In November, Mecklenburg voters rejected a new quarter-cent sales tax that would have funded the arts – as well as parks and education. After the tax was defeated, the Arts and Science Council laid off four employees, as part of a 15% reduction in its operating budget.
ASC president Jeep Bryant now says the organization may reduce its $5.9 million operating grants budget in the upcoming year -- unless it receives more funding from the city or the county, as well as corporations and individual donors.
"If our efforts to secure additional resources aren’t successful, the funds available for ASC grants would decline by as much as 50% in the coming cycle," Bryant said.
Those grants provide money to 33 organizations, like the Mint Museum and the Bechtler Museum of Modern Art, to smaller organizations like the Charlotte Art League and the Carolinas Aviation Museum.
The ASC says that, in the past few years, the organization has been spending money from endowments at an unsustainable rate.
With the tax defeated, the ASC’s chair, Valecia McDowell, says it can no longer do that. She told Mecklenburg Commissioners last year that the ASC was facing a funding crisis.

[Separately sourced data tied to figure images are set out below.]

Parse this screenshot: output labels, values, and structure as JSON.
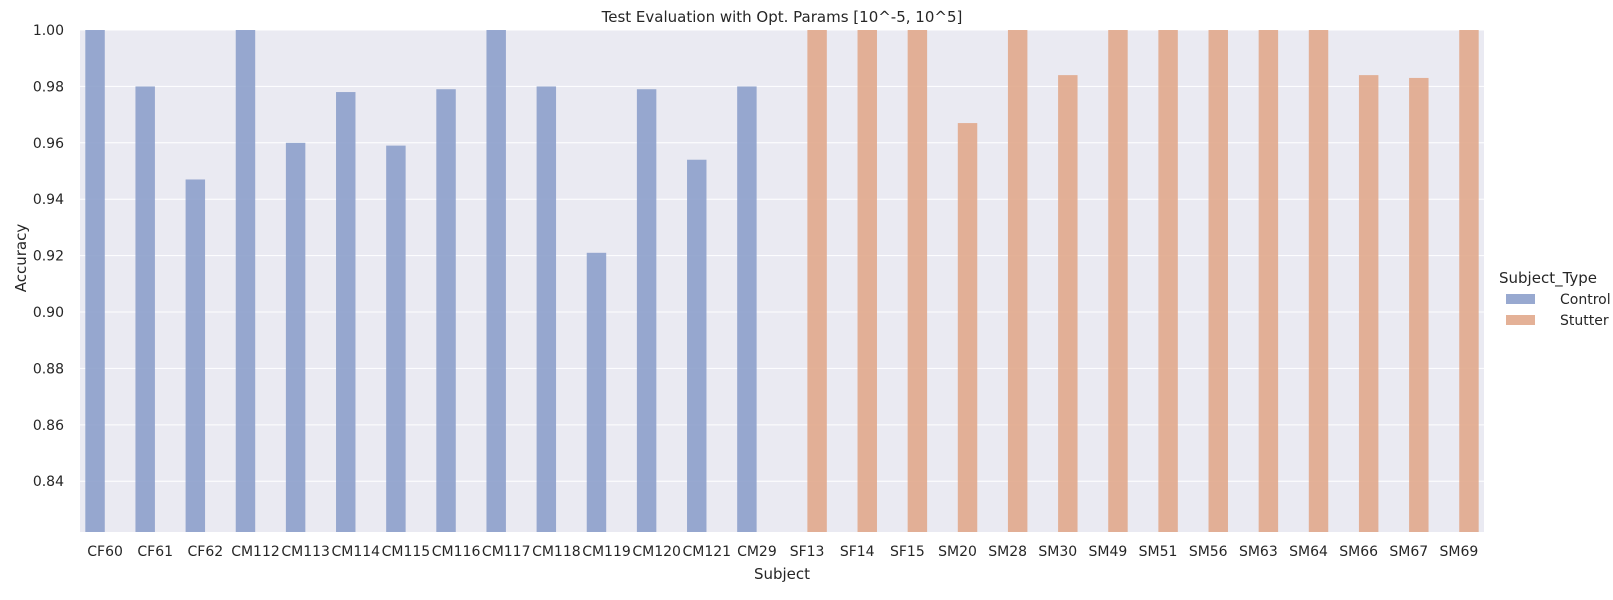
{
  "chart_data": {
    "type": "bar",
    "title": "Test Evaluation with Opt. Params [10^-5, 10^5]",
    "xlabel": "Subject",
    "ylabel": "Accuracy",
    "ylim": [
      0.822,
      1.0
    ],
    "yticks": [
      0.84,
      0.86,
      0.88,
      0.9,
      0.92,
      0.94,
      0.96,
      0.98,
      1.0
    ],
    "ytick_labels": [
      "0.84",
      "0.86",
      "0.88",
      "0.90",
      "0.92",
      "0.94",
      "0.96",
      "0.98",
      "1.00"
    ],
    "grid": true,
    "legend_placement": "right",
    "legend_title": "Subject_Type",
    "categories": [
      "CF60",
      "CF61",
      "CF62",
      "CM112",
      "CM113",
      "CM114",
      "CM115",
      "CM116",
      "CM117",
      "CM118",
      "CM119",
      "CM120",
      "CM121",
      "CM29",
      "SF13",
      "SF14",
      "SF15",
      "SM20",
      "SM28",
      "SM30",
      "SM49",
      "SM51",
      "SM56",
      "SM63",
      "SM64",
      "SM66",
      "SM67",
      "SM69"
    ],
    "series": [
      {
        "name": "Control",
        "color": "#8da0cb",
        "values": [
          1.0,
          0.98,
          0.947,
          1.0,
          0.96,
          0.978,
          0.959,
          0.979,
          1.0,
          0.98,
          0.921,
          0.979,
          0.954,
          0.98,
          null,
          null,
          null,
          null,
          null,
          null,
          null,
          null,
          null,
          null,
          null,
          null,
          null,
          null
        ]
      },
      {
        "name": "Stutter",
        "color": "#e1a98c",
        "values": [
          null,
          null,
          null,
          null,
          null,
          null,
          null,
          null,
          null,
          null,
          null,
          null,
          null,
          null,
          1.0,
          1.0,
          1.0,
          0.967,
          1.0,
          0.984,
          1.0,
          1.0,
          1.0,
          1.0,
          1.0,
          0.984,
          0.983,
          1.0
        ]
      }
    ]
  }
}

"This is the consequence, right?" McDowell said. "So now we’re at the place where we’re getting to the first funding cycle where we’ll be dealing with that reality."
The ASC plans to ask the city of Charlotte and Mecklenburg County for additional funding in their upcoming budgets. The city last year gave the ASC $3.2 million. The county gave $1.2 million. The county's money is restricted for specific purposes.
The group says that additional operating expense budget cuts are also a possibility.